Company #1
Next week it will be one year since I first heard from a mega-giant, multi-national company everyone has heard of with a few questions about lean – and lean accounting in particular. They had heard of some of the work I had done with a few other companies in very similar industries, and those companies are enjoying a lot of success. It is important to point out that these guys are in trouble – which is why they called. The phone call ended with them wanting to find a time when they could get their top six or eight accounting people on the phone for a conference call so they could better understand lean accounting.
It took exactly four weeks for their accounting people to collectively find an hour. Another four weeks after that, they got back in touch with me to further explore whether they were interested. By this time the Lean Accounting Summit had come and gone and the two months since we began talking was not enough time for them to line up anyone to attend.
The story goes on and on, with the bottom line that, after going back and forth in slow motion with dozens of emails and a half dozen phone calls for ten months, they decided that they do not want to learn about lean accounting, and they opted to engage McKinsey to help them with a new strategy instead.
Note that all of this was not to decide whether to engage me to do anything but come in and give them a one day seminar on lean accounting - a few bucks (I work cheap) and a day out of their lives. They decided that learning was not a solution to their problems – they altready knew all there is to know about accounting. The problems they had a year ago are worse today, but I suspect that announcing a major initiative with a big name consultant to impress Wall Street was their primary objective, and actually doing anything much different was not something in which they are particularly interested.
Company #2
This company is a smaller one that caught wind of lean accounting as a result of a talk I gave. They called me to learn about it and wanted me to come in for the same education I offered to Company #1. After the conversation we swapped emails for a day or two, and picked a date two weeks later for my visit. Less than a week after the visit, their controller sent me a couple of spread sheets on which she had broken spending and revenues down by value stream, and had taken her first pass at segregating value adding and non-value adding expenses. We passed the spread sheets back and forth for a couple of days, and four weeks after the first call they were launching a new cost reduction plan, changing course from worrying about labor to getting rid of the waste; and they were planning a new course of sales and marketing action to use a radically different pricing strategy to take advantage of a lot of idle capacity.
Company #1 is loaded with very well-educated and experienced talent. The folks who met, discussed, contemplated and did nothing for almost a year have great resumes and make a lot of money. The boss at Company #2 is an engineer who was brought in to run things by his older relatives who own the business, and I imagine the controller has dreams of living and working her entire life in the same small town in which the company is located. Company #2 also asked me if it was all right to have a guy from their local CPA firm sit in so he could support them in the future since he is local and cheap – fine with me since I am from far away and basically lazy.

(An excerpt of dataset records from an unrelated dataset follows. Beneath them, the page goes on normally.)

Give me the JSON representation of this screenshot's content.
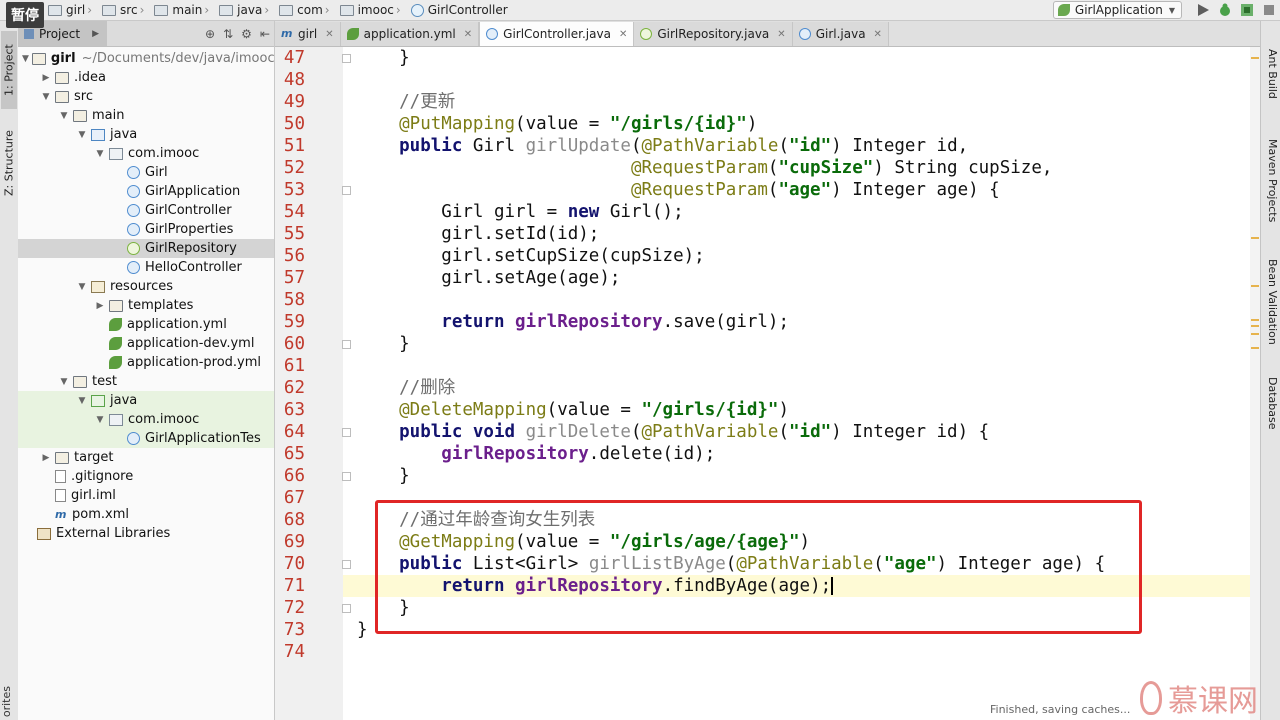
{
  "overlay": {
    "pause_label": "暂停"
  },
  "breadcrumb": [
    "girl",
    "src",
    "main",
    "java",
    "com",
    "imooc",
    "GirlController"
  ],
  "run_config": {
    "label": "GirlApplication"
  },
  "toolbar_icons": [
    "run-icon",
    "debug-icon",
    "coverage-icon",
    "stop-icon"
  ],
  "left_strip": {
    "project_label": "1: Project",
    "structure_label": "Z: Structure",
    "favorites_label": "orites"
  },
  "project_panel": {
    "tab_label": "Project",
    "tree": [
      {
        "label": "girl",
        "muted": "~/Documents/dev/java/imooc/",
        "icon": "folder",
        "depth": 0,
        "arrow": "▼",
        "bold": true
      },
      {
        "label": ".idea",
        "icon": "folder",
        "depth": 1,
        "arrow": "▶"
      },
      {
        "label": "src",
        "icon": "folder",
        "depth": 1,
        "arrow": "▼"
      },
      {
        "label": "main",
        "icon": "folder",
        "depth": 2,
        "arrow": "▼"
      },
      {
        "label": "java",
        "icon": "folder-src",
        "depth": 3,
        "arrow": "▼"
      },
      {
        "label": "com.imooc",
        "icon": "pkg",
        "depth": 4,
        "arrow": "▼"
      },
      {
        "label": "Girl",
        "icon": "cls",
        "depth": 5
      },
      {
        "label": "GirlApplication",
        "icon": "cls",
        "depth": 5
      },
      {
        "label": "GirlController",
        "icon": "cls",
        "depth": 5
      },
      {
        "label": "GirlProperties",
        "icon": "cls",
        "depth": 5
      },
      {
        "label": "GirlRepository",
        "icon": "intf",
        "depth": 5,
        "selected": true
      },
      {
        "label": "HelloController",
        "icon": "cls",
        "depth": 5
      },
      {
        "label": "resources",
        "icon": "folder-res",
        "depth": 3,
        "arrow": "▼"
      },
      {
        "label": "templates",
        "icon": "folder",
        "depth": 4,
        "arrow": "▶"
      },
      {
        "label": "application.yml",
        "icon": "yml",
        "depth": 4
      },
      {
        "label": "application-dev.yml",
        "icon": "yml",
        "depth": 4
      },
      {
        "label": "application-prod.yml",
        "icon": "yml",
        "depth": 4
      },
      {
        "label": "test",
        "icon": "folder",
        "depth": 2,
        "arrow": "▼"
      },
      {
        "label": "java",
        "icon": "folder-test",
        "depth": 3,
        "arrow": "▼",
        "test": true
      },
      {
        "label": "com.imooc",
        "icon": "pkg",
        "depth": 4,
        "arrow": "▼",
        "test": true
      },
      {
        "label": "GirlApplicationTes",
        "icon": "cls",
        "depth": 5,
        "test": true
      },
      {
        "label": "target",
        "icon": "folder",
        "depth": 1,
        "arrow": "▶"
      },
      {
        "label": ".gitignore",
        "icon": "file",
        "depth": 1
      },
      {
        "label": "girl.iml",
        "icon": "file",
        "depth": 1
      },
      {
        "label": "pom.xml",
        "icon": "xml",
        "depth": 1
      },
      {
        "label": "External Libraries",
        "icon": "lib",
        "depth": 0
      }
    ]
  },
  "editor_tabs": [
    {
      "label": "girl",
      "icon": "m",
      "active": false
    },
    {
      "label": "application.yml",
      "icon": "yml",
      "active": false
    },
    {
      "label": "GirlController.java",
      "icon": "cls",
      "active": true
    },
    {
      "label": "GirlRepository.java",
      "icon": "intf",
      "active": false
    },
    {
      "label": "Girl.java",
      "icon": "cls",
      "active": false
    }
  ],
  "editor": {
    "current_line": 71,
    "lines": [
      {
        "n": 47,
        "tokens": [
          [
            "",
            "    }"
          ]
        ]
      },
      {
        "n": 48,
        "tokens": []
      },
      {
        "n": 49,
        "tokens": [
          [
            "cmt",
            "    //更新"
          ]
        ]
      },
      {
        "n": 50,
        "tokens": [
          [
            "ann",
            "    @PutMapping"
          ],
          [
            "",
            "(value = "
          ],
          [
            "str",
            "\"/girls/{id}\""
          ],
          [
            "",
            ")"
          ]
        ]
      },
      {
        "n": 51,
        "tokens": [
          [
            "kw",
            "    public "
          ],
          [
            "",
            "Girl "
          ],
          [
            "unused",
            "girlUpdate"
          ],
          [
            "",
            "("
          ],
          [
            "ann",
            "@PathVariable"
          ],
          [
            "",
            "("
          ],
          [
            "str",
            "\"id\""
          ],
          [
            "",
            ") Integer id,"
          ]
        ]
      },
      {
        "n": 52,
        "tokens": [
          [
            "",
            "                          "
          ],
          [
            "ann",
            "@RequestParam"
          ],
          [
            "",
            "("
          ],
          [
            "str",
            "\"cupSize\""
          ],
          [
            "",
            ") String cupSize,"
          ]
        ]
      },
      {
        "n": 53,
        "tokens": [
          [
            "",
            "                          "
          ],
          [
            "ann",
            "@RequestParam"
          ],
          [
            "",
            "("
          ],
          [
            "str",
            "\"age\""
          ],
          [
            "",
            ") Integer age) {"
          ]
        ]
      },
      {
        "n": 54,
        "tokens": [
          [
            "",
            "        Girl girl = "
          ],
          [
            "kw",
            "new "
          ],
          [
            "",
            "Girl();"
          ]
        ]
      },
      {
        "n": 55,
        "tokens": [
          [
            "",
            "        girl.setId(id);"
          ]
        ]
      },
      {
        "n": 56,
        "tokens": [
          [
            "",
            "        girl.setCupSize(cupSize);"
          ]
        ]
      },
      {
        "n": 57,
        "tokens": [
          [
            "",
            "        girl.setAge(age);"
          ]
        ]
      },
      {
        "n": 58,
        "tokens": []
      },
      {
        "n": 59,
        "tokens": [
          [
            "kw",
            "        return "
          ],
          [
            "field",
            "girlRepository"
          ],
          [
            "",
            ".save(girl);"
          ]
        ]
      },
      {
        "n": 60,
        "tokens": [
          [
            "",
            "    }"
          ]
        ]
      },
      {
        "n": 61,
        "tokens": []
      },
      {
        "n": 62,
        "tokens": [
          [
            "cmt",
            "    //删除"
          ]
        ]
      },
      {
        "n": 63,
        "tokens": [
          [
            "ann",
            "    @DeleteMapping"
          ],
          [
            "",
            "(value = "
          ],
          [
            "str",
            "\"/girls/{id}\""
          ],
          [
            "",
            ")"
          ]
        ]
      },
      {
        "n": 64,
        "tokens": [
          [
            "kw",
            "    public void "
          ],
          [
            "unused",
            "girlDelete"
          ],
          [
            "",
            "("
          ],
          [
            "ann",
            "@PathVariable"
          ],
          [
            "",
            "("
          ],
          [
            "str",
            "\"id\""
          ],
          [
            "",
            ") Integer id) {"
          ]
        ]
      },
      {
        "n": 65,
        "tokens": [
          [
            "field",
            "        girlRepository"
          ],
          [
            "",
            ".delete(id);"
          ]
        ]
      },
      {
        "n": 66,
        "tokens": [
          [
            "",
            "    }"
          ]
        ]
      },
      {
        "n": 67,
        "tokens": []
      },
      {
        "n": 68,
        "tokens": [
          [
            "cmt",
            "    //通过年龄查询女生列表"
          ]
        ]
      },
      {
        "n": 69,
        "tokens": [
          [
            "ann",
            "    @GetMapping"
          ],
          [
            "",
            "(value = "
          ],
          [
            "str",
            "\"/girls/age/{age}\""
          ],
          [
            "",
            ")"
          ]
        ]
      },
      {
        "n": 70,
        "tokens": [
          [
            "kw",
            "    public "
          ],
          [
            "",
            "List<Girl> "
          ],
          [
            "unused",
            "girlListByAge"
          ],
          [
            "",
            "("
          ],
          [
            "ann",
            "@PathVariable"
          ],
          [
            "",
            "("
          ],
          [
            "str",
            "\"age\""
          ],
          [
            "",
            ") Integer age) {"
          ]
        ]
      },
      {
        "n": 71,
        "tokens": [
          [
            "kw",
            "        return "
          ],
          [
            "field",
            "girlRepository"
          ],
          [
            "",
            ".findByAge(age);"
          ]
        ]
      },
      {
        "n": 72,
        "tokens": [
          [
            "",
            "    }"
          ]
        ]
      },
      {
        "n": 73,
        "tokens": [
          [
            "",
            "}"
          ]
        ]
      },
      {
        "n": 74,
        "tokens": []
      }
    ]
  },
  "right_strip": {
    "ant_build": "Ant Build",
    "maven": "Maven Projects",
    "bean": "Bean Validation",
    "database": "Database"
  },
  "status": {
    "text": "Finished, saving caches..."
  },
  "watermark": {
    "text": "慕课网"
  }
}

So what are the morals of the story – which is not a particularly new one for me? Company #1 is like a lot of companies with which I have dealt. They are big, bureaucratic, unwilling to learn, and doomed to extinction – even though their leadership is smarter, more experienced and much better compensated than the vast majority of manufacturers. Company #2 is less educated, less experienced, much less well compensated, but long on native common sense and willingness to work, and absolutely committed to the long haul, to the community and to each other. They are already showing signs of serious improvement.

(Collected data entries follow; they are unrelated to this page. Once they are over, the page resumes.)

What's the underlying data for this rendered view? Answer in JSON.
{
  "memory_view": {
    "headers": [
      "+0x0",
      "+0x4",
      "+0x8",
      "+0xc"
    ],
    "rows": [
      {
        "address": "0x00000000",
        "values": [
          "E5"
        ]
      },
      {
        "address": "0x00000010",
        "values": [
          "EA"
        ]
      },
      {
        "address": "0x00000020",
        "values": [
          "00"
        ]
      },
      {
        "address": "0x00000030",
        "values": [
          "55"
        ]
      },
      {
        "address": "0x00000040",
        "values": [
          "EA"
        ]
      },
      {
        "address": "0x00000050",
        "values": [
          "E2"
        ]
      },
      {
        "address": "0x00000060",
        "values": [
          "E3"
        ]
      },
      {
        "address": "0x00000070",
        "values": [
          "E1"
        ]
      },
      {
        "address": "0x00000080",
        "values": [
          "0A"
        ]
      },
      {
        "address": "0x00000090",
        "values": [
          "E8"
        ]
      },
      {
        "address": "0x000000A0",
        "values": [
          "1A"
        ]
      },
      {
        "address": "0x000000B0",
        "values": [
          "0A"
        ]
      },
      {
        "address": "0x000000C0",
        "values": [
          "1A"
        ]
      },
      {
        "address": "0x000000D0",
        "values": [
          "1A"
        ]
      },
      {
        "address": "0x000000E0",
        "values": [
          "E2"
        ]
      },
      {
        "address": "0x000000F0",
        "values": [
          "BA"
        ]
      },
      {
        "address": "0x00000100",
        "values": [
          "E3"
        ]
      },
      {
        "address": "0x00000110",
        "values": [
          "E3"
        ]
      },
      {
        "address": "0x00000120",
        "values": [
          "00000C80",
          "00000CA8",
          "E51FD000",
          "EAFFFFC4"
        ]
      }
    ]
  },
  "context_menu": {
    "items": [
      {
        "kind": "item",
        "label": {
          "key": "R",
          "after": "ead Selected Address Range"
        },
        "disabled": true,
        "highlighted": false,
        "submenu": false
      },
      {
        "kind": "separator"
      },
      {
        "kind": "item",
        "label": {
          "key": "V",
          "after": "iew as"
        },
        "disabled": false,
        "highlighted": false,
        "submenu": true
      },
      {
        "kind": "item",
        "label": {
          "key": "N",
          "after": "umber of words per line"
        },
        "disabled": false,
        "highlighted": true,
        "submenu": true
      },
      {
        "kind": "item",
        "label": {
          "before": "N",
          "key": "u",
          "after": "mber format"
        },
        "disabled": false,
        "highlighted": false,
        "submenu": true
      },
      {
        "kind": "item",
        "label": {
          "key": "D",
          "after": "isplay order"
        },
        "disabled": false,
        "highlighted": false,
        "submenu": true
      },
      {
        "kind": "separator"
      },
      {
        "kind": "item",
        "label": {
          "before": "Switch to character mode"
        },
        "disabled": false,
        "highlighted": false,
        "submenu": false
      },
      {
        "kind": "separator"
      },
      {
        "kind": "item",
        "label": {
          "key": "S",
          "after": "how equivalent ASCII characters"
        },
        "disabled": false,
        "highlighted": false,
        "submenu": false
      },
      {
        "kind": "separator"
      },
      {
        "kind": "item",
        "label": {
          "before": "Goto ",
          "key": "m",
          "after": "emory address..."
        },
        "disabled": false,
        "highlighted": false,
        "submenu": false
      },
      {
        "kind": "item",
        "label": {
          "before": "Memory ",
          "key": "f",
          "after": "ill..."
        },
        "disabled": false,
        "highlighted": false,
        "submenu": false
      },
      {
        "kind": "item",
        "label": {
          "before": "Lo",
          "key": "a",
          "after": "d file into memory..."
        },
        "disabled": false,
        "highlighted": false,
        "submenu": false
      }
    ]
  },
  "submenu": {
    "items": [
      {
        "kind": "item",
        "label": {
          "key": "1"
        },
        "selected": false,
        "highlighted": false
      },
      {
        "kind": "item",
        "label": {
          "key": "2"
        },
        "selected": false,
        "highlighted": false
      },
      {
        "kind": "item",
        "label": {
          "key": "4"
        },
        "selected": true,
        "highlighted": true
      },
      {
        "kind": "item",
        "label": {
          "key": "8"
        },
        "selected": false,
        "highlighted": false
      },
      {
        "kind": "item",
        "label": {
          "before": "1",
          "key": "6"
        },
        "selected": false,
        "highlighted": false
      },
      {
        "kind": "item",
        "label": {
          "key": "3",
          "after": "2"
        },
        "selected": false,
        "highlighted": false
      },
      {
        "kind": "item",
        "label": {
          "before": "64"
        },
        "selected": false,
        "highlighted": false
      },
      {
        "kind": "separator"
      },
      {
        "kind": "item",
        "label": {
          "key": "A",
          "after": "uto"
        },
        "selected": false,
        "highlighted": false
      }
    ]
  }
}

So draw your own conclusions about the relative importance of resume qualifications versus character, and the strategy versus culture.
Bob G. says
Bill,
I’ve been employed at large multi-national manufacturing companies (like #1)with responsibilities to lead multi-plant, multi-country Lean transformations. My Lean position was recently eliminated due to downsizing, as the company executed their “low cost country” outsourcing initiatives. I’ve since switched industries, pursuing my passion for Lean in the Healthcare world. It’s been a very refreshing and positive change. The 2 key differences to my current state of happiness: Absorption costs and PPV (Purchase Price Variance) no longer rule the day!
Kevin Carson says
You might be interested in an anecdote from the Lavaca Collective’s *Sin Patron*, a collection of stories about the recuperated enterprises in Argentina. In one such self-managed factory, a member of the workers’ committee told the interviewer that, as “simple workers” without accounting degrees, they didn’t know anything about the proper way to manage the company’s finances. So they just tried to make sure there was more money coming in each week than they were spending. And it worked out pretty well for them.

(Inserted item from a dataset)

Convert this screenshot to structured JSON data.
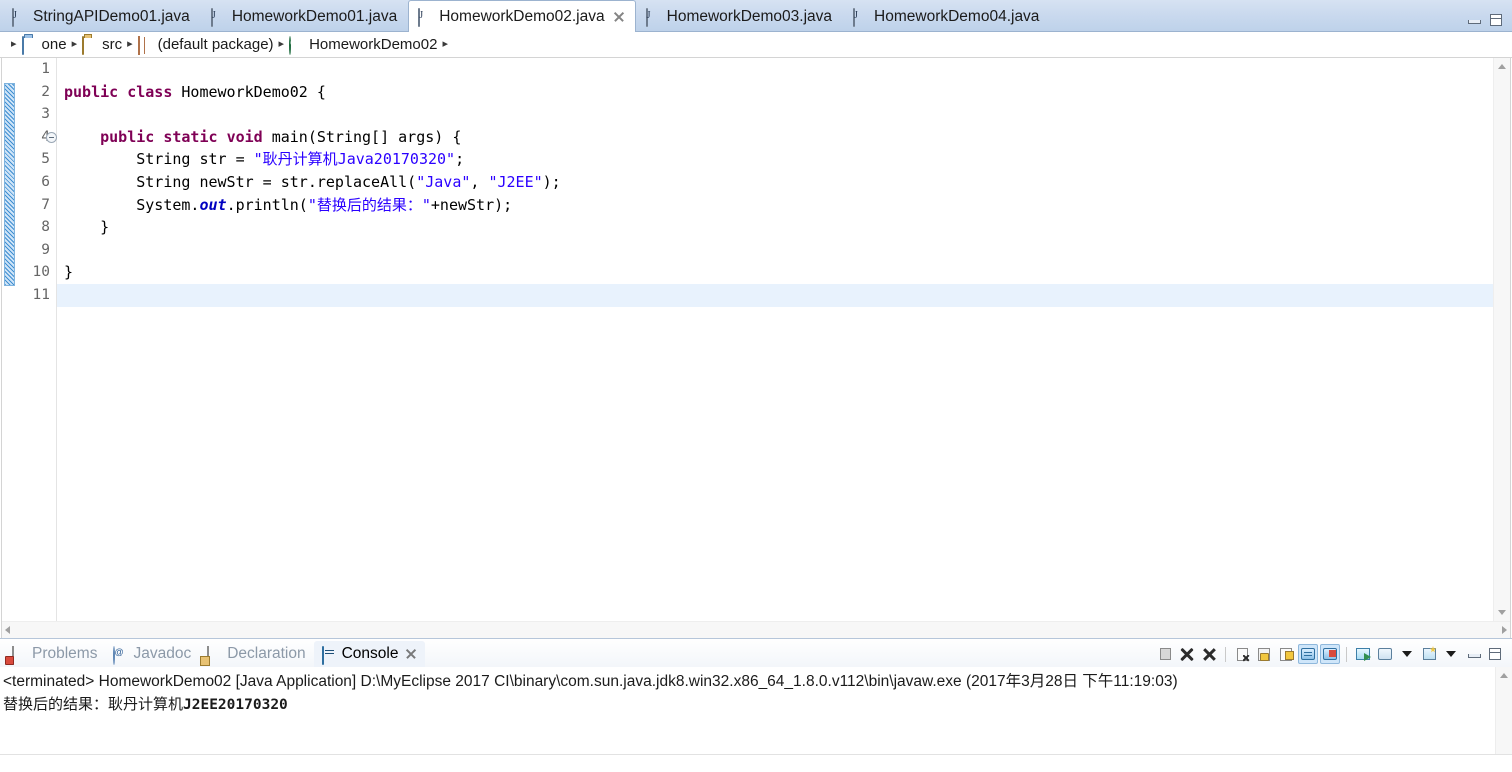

So these “uneducated production workers” essentially reinvented Ford’s cash flow accounting system and stood Sloanist accounting on its head.
John Hunter says
The stiffening management problems at large companies trump smart, dedicated people. You can’t count of individuals to bring success out of the ruins of a broken system.
You can easily be mislead by current market success bringing in lots of cash and allowing you to hire all sorts of great people. If the organization coasts on past success and allows bureaucracy to sap the spirit of innovation, improvement, customer service and pride in work you are in big trouble.
Spence McDonald says
I think of the leaders of company #1 as the Kings of America. They “think” they hold all the cards of knowledge and truly are holding a house of cards. They should be referred to the nursey ryhme of Humpty Dumpty.
The knowledge of increased productivity, continuous improvement, better safety, and morale truly lies with those at the core of production or service. These smart individual may not have a high powered degree from some Ivy League school but they have real practical knowledge. To ignore them is to ignore progress and to endanger the entire enterprise to doom.
I wish you luck in reaching the Kings of America to help transfrom their ways. You may want to bring a psychiatrist with you.
David says
This inability for the big firm to get things done isn’t just expensive… it is also very stressful.
Check out the article on Stress in the August 2010 issue of Wired magazine. It describes the impact of stress on lower-ranked individuals who feel they have no control, and the impact that this stress can have on people’s longevity.
Compare the typical situations described in the magazine to a good lean facility, and the benefits on people’s health jump off the page.